1. Matrix times Vector

Deep-ML | Matrix times Vector

(Easy)


4. Calculate Mean by Row or Column

Deep-ML | Calculate Mean by Row or Column

Code

def calculate_matrix_mean(matrix: list[list[float]], mode: str) -> list[float]:
    matrix = matrix if mode == 'row' else zip(*matrix)
    import numpy as np
    means = []
    for row in matrix:
        means.append(np.mean(np.array(list(row))))
    return means

5. Scalar Multiplication of a Matrix

Deep-ML | Scalar Multiplication of a Matrix

(Easy)


14. Linear Regression Using Normal Equation

Deep-ML | Linear Regression Using Normal Equation

前置知识

正规方程

线性回归的目标是找到一组参数 \(\theta\),使得预测值 \(X\theta\) 与真实值 \(y\) 的均方误差(MSE)最小化:

\[J(\theta) = \frac{1}{2m} \| X\theta - y \|^2 \]

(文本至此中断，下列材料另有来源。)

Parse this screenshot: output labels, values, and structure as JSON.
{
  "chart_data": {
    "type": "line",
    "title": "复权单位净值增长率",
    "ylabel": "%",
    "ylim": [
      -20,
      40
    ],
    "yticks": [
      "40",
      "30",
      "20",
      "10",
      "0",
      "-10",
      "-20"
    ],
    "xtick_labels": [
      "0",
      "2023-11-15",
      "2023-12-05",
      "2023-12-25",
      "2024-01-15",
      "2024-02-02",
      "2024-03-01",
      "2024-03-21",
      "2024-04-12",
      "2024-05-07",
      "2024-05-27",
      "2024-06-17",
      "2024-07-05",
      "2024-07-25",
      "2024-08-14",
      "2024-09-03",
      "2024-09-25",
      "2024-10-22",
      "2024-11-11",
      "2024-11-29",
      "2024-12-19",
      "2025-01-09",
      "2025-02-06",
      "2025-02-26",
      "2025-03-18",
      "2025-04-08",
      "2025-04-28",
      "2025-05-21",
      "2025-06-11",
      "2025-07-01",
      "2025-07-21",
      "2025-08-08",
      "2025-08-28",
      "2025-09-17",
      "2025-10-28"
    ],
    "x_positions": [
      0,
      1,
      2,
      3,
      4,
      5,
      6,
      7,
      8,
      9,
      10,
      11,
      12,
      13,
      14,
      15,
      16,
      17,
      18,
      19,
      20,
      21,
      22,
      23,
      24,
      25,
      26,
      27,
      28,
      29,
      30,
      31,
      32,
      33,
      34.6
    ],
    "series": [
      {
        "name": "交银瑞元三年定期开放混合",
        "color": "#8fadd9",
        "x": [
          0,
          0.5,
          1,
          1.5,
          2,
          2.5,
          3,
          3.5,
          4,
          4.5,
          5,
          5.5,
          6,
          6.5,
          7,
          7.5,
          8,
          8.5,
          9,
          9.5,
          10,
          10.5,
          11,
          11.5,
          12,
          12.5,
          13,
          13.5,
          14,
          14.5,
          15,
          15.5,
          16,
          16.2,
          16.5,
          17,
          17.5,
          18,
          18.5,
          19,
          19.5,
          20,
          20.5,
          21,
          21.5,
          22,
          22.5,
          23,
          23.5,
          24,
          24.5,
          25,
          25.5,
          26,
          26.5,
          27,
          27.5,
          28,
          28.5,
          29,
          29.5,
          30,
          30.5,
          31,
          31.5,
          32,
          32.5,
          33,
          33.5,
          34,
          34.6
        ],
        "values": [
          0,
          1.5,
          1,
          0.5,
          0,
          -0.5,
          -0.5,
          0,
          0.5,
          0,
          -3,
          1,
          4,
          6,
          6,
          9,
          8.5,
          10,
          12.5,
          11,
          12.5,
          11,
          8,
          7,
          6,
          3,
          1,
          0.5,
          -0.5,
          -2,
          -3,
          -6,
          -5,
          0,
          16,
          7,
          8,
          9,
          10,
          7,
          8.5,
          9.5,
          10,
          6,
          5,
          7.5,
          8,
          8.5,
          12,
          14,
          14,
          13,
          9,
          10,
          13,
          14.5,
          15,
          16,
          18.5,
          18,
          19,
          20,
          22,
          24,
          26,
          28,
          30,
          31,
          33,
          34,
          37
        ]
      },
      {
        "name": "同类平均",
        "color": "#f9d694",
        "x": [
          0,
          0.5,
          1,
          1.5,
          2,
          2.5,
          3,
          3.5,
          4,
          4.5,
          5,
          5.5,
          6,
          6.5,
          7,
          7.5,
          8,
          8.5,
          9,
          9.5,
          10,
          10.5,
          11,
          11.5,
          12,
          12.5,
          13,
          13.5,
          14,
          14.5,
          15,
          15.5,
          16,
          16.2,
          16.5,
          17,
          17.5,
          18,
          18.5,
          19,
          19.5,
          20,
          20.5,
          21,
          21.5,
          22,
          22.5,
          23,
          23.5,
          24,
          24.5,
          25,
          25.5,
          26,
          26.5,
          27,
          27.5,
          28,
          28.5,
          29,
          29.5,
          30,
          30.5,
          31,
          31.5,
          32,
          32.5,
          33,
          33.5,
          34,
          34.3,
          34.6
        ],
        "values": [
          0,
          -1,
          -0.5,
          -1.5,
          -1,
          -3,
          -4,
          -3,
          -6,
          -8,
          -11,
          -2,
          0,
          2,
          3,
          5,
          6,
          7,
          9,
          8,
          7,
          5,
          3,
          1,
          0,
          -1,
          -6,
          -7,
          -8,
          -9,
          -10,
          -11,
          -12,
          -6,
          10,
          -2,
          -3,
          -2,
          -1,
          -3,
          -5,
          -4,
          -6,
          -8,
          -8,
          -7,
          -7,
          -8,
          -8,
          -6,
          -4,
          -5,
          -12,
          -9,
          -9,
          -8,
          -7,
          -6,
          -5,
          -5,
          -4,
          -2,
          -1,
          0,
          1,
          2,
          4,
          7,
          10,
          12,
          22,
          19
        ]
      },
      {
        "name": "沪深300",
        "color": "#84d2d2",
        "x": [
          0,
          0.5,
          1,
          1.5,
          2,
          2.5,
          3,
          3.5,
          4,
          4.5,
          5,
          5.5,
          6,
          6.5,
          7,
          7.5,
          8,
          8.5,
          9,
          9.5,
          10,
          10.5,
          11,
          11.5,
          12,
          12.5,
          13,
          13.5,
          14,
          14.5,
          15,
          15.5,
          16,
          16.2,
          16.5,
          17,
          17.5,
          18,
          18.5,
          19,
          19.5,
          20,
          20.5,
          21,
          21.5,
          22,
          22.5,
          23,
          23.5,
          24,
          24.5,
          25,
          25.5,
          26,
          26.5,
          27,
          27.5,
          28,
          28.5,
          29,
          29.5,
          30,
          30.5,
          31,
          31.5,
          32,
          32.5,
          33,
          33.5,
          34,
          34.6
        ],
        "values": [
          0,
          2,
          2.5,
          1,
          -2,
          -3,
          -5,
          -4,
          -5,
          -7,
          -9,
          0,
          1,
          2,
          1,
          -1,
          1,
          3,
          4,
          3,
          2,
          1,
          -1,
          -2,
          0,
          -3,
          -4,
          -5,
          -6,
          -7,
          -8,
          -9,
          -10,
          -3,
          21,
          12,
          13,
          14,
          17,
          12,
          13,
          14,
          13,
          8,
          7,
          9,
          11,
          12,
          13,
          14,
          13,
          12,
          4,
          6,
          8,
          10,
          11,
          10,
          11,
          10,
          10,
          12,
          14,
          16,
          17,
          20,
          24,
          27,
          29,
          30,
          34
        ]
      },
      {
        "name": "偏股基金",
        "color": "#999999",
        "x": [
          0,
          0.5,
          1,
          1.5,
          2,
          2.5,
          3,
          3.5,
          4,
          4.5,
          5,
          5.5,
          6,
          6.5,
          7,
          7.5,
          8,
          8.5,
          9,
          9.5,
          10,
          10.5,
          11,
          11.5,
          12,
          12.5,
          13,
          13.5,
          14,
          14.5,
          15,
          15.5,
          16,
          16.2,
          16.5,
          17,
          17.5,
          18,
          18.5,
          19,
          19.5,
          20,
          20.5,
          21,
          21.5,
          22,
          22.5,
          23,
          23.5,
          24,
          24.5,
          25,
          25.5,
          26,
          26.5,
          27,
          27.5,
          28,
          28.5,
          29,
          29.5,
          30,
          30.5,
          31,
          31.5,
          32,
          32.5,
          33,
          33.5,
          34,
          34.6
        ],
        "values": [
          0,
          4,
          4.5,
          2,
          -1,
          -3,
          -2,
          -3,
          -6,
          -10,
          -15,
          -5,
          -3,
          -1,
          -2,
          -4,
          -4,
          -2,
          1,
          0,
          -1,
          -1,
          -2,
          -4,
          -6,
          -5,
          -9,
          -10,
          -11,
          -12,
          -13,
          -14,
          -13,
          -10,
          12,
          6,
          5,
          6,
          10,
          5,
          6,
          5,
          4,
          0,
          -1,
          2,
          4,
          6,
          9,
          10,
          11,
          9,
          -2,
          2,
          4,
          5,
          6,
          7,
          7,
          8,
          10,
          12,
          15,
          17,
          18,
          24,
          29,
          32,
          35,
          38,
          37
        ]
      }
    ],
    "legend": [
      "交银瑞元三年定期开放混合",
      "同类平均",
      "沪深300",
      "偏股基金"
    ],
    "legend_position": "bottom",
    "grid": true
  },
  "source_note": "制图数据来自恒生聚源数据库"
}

正规方程通过求导并令导数为零,可以直接解出最优参数 \(\theta\)

\[\theta = (X^T X)^{-1} X^T y \]

Code

def linear_regression_normal_equation(X: list[list[float]], y: list[float]) -> list[float]:
	X = np.array(X)
	y = np.array(y)
	theta = np.linalg.inv(X.T @ X) @ X.T @ y
	return np.round(theta, 4).flatten().tolist()

15. Linear Regression Using Gradient Descent

Deep-ML | Linear Regression Using Gradient Descent

前置知识

梯度下降法

权重更新规则如下。

\[\theta_j := \theta_j - \alpha \frac{1}{m} \sum_{i=1}^{m} (h_\theta(x^{(i)}) - y^{(i)}) x_j^{(i)} \]

详解见 No. 47.

Code

Numpy 的矩阵乘法规则为 X(m, n) @ Y(n, p),注意将数组 y(3,) 调整为向量 y(3, 1).

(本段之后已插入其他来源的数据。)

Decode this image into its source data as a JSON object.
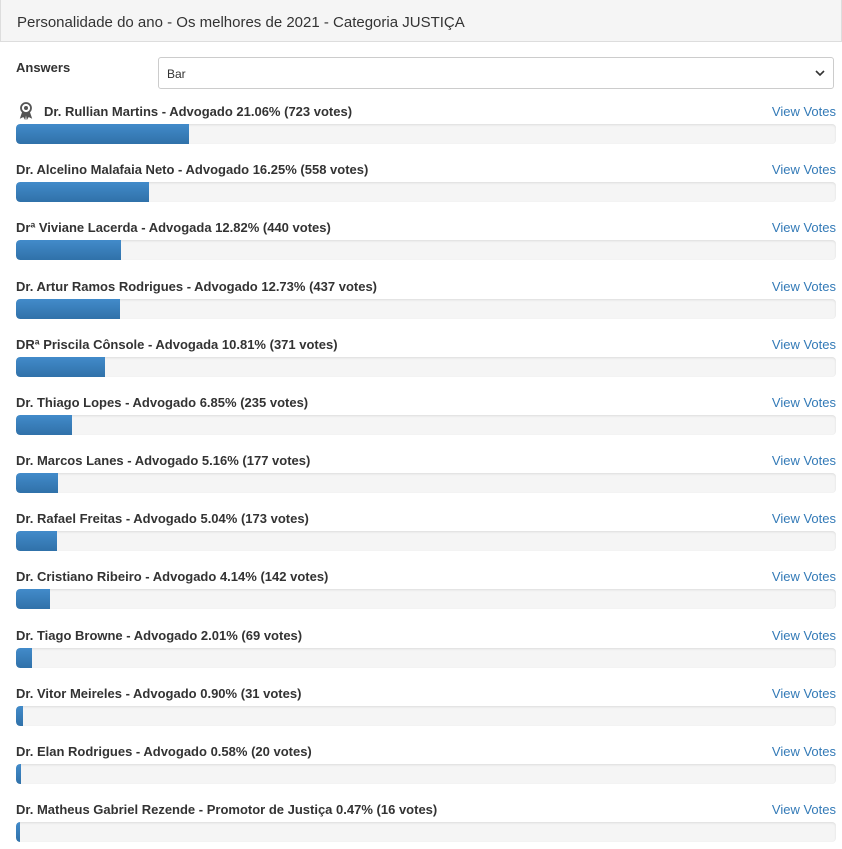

def linear_regression_gradient_descent(X: np.ndarray, y: np.ndarray, alpha: float, iterations: int) -> np.ndarray:
	m, n = X.shape
	theta = np.zeros((n, 1))

	for i in range(iterations):
		h = np.dot(X, theta)           # 3 x 1
		# -1 means AUTO
		err = h - y.reshape(-1, 1)     # 3 x 1
		update = np.dot(X.T, err) / m  # 2 x 1
		theta -= alpha * update

	return theta

17. K-Means Clustering

Deep-ML | K-Means Clustering

前置知识

K-均值聚类

聚类是 NP-Hard 问题,因此使用 K-means 等启发式算法求解。对样本集 \(D = \{x_1, x_2, ..., x_m\}\),假设簇划分为 \((C_1, C_2, ..., C_k)\),K-means 的目标是最小化平方误差

\[\text{SSE} = \sum_{i}^{k} \sum_{x \in C_i} {||x - {\mu}_i||}_2^2 \]

算法流程如下。

  1. 初始化 \(C_t = \varnothing, (t = 1, 2, ..., k)\)
  2. 对每一个 \(x \in D\),计算 \(x\) 与各个质心向量的距离 \(d_i, (i = 1, 2, ..., k)\),将 \(x\) 标记为最小的 \(d_i\) 对应的类别 \(\lambda_i\),更新 \(C_i = C_i \cup \{x\}\)
  3. 对每一个簇 \(C_i\),使用 \(C_i\) 中所有样本点更新质心

    \[\mu_i = \frac{1}{|C_i|} \sum_{x \in C_i} x \]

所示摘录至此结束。